China, where the outbreak started in December, had relaxed travel and business restrictions as new cases decreased. But, following the recent rise in infections, surveillance and some other restrictions were reinstated.

Between June 13 and June 19, nearly 2.3 million people were tested at close to 2,100 sampling locations manned by around 7,500 health workers and frontliners, the municipal government disclosed. The country registered 26 new cases on Saturday, based on data by the National Health Commission, Sunday.

The new virus cluster in the capital has elevated worries of a resurgence of the highly contagious disease in China, which had generally kept the virus at bay in the past few weeks.

Dozens of areas have been placed under lockdown to control the spread, with residents being told to avoid non-essential travel and schools closed. The new cases of coronavirus infections on Sunday include a nurse - the first medical staff to have been diagnosed with COVID-19 since the re-emergence of the virus just more than one week ago.

Since June 13, people working in the Xinfadi market from which many new coronavirus cases were linked, residents in adjacent communities, and those who visited the market have been called for the nucleic acid tests.

More than 100,000 employees at 17 delivery companies in the capital were estimated to take nucleic acid tests between Friday-Monday, but as of Saturday no one had been confirmed to be infected by the virus, the State Post Bureau disclosed.

Beijing has imposed a policy that makes it mandatory for those who want to leave the city to submit a negative COVID-19 result.

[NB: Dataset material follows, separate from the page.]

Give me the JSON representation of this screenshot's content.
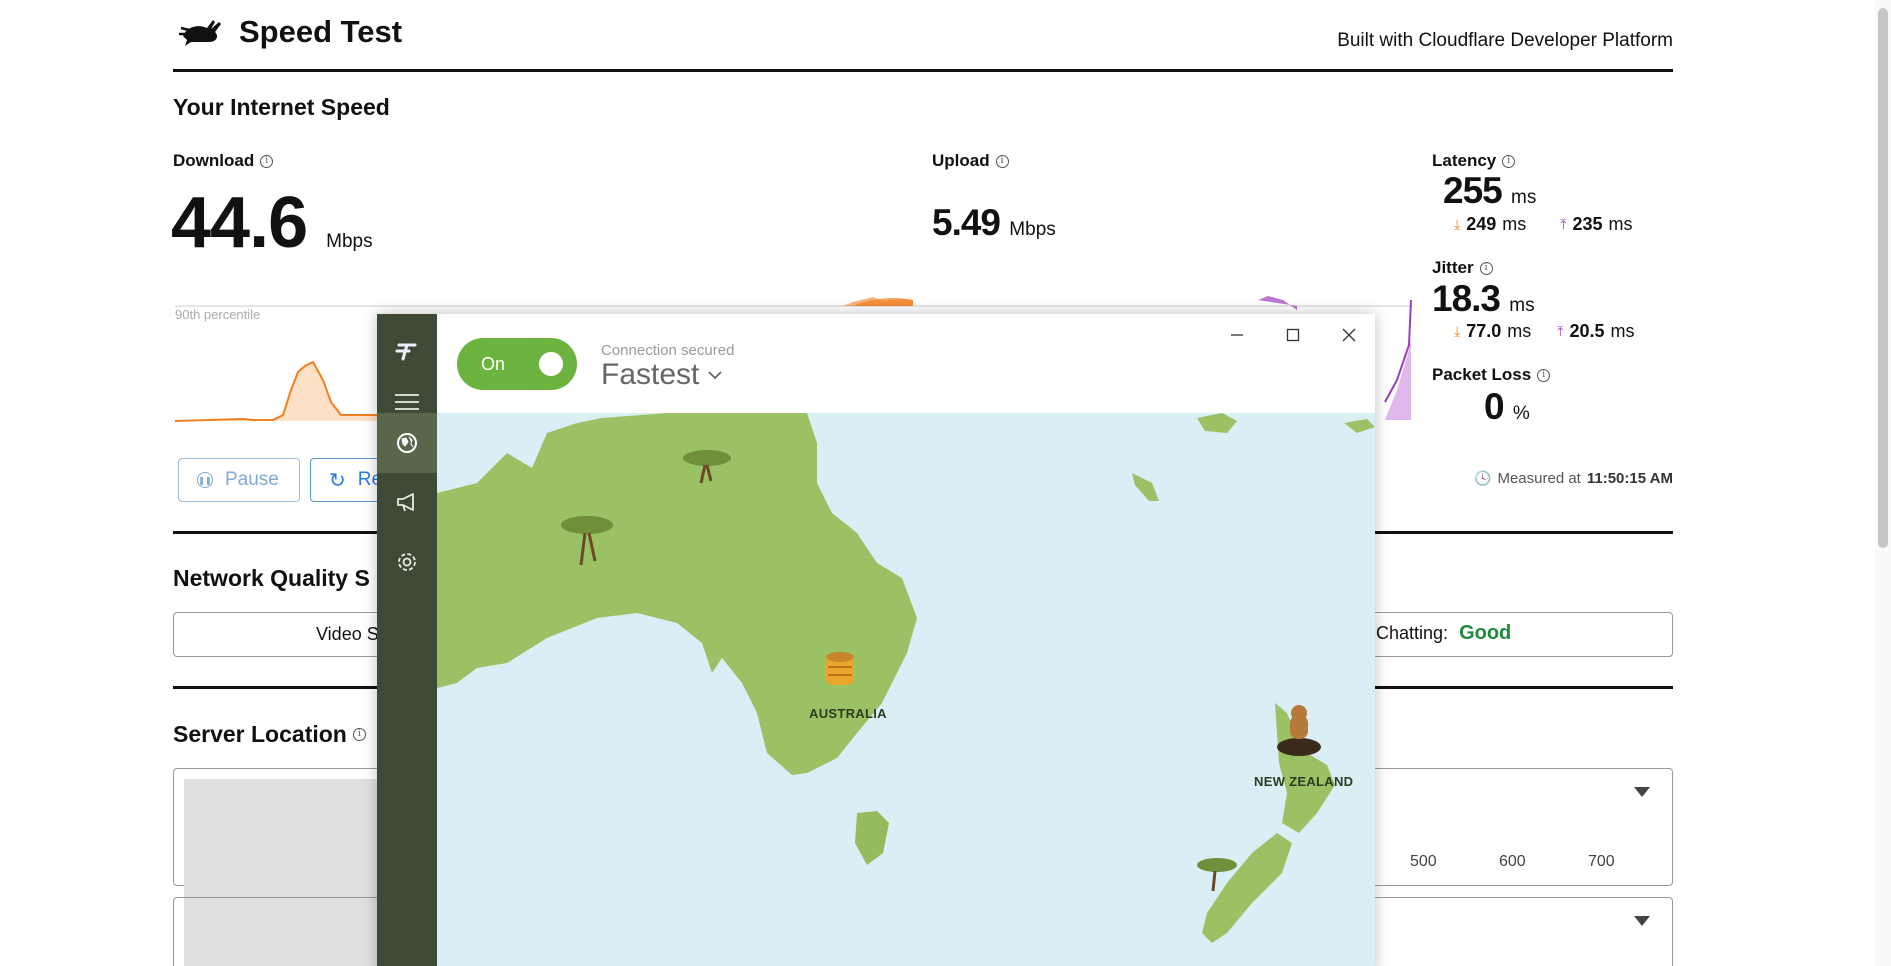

Because of this, many residents, who had neither visited the market or lived nearby have listed for testing.

The head epidemiologist of the Center for Disease Control and Prevention told members of the press on Friday that the fresh outbreak had been brought under control but Beijing could still see new cases.

Those who have not visited the Xinfadi market between May 30 and June 12 are at a low risk of getting infected with the virus and don't have to register for the nucleic acid testing, said Liu Xiaofeng, deputy chief of the Beijing CDC.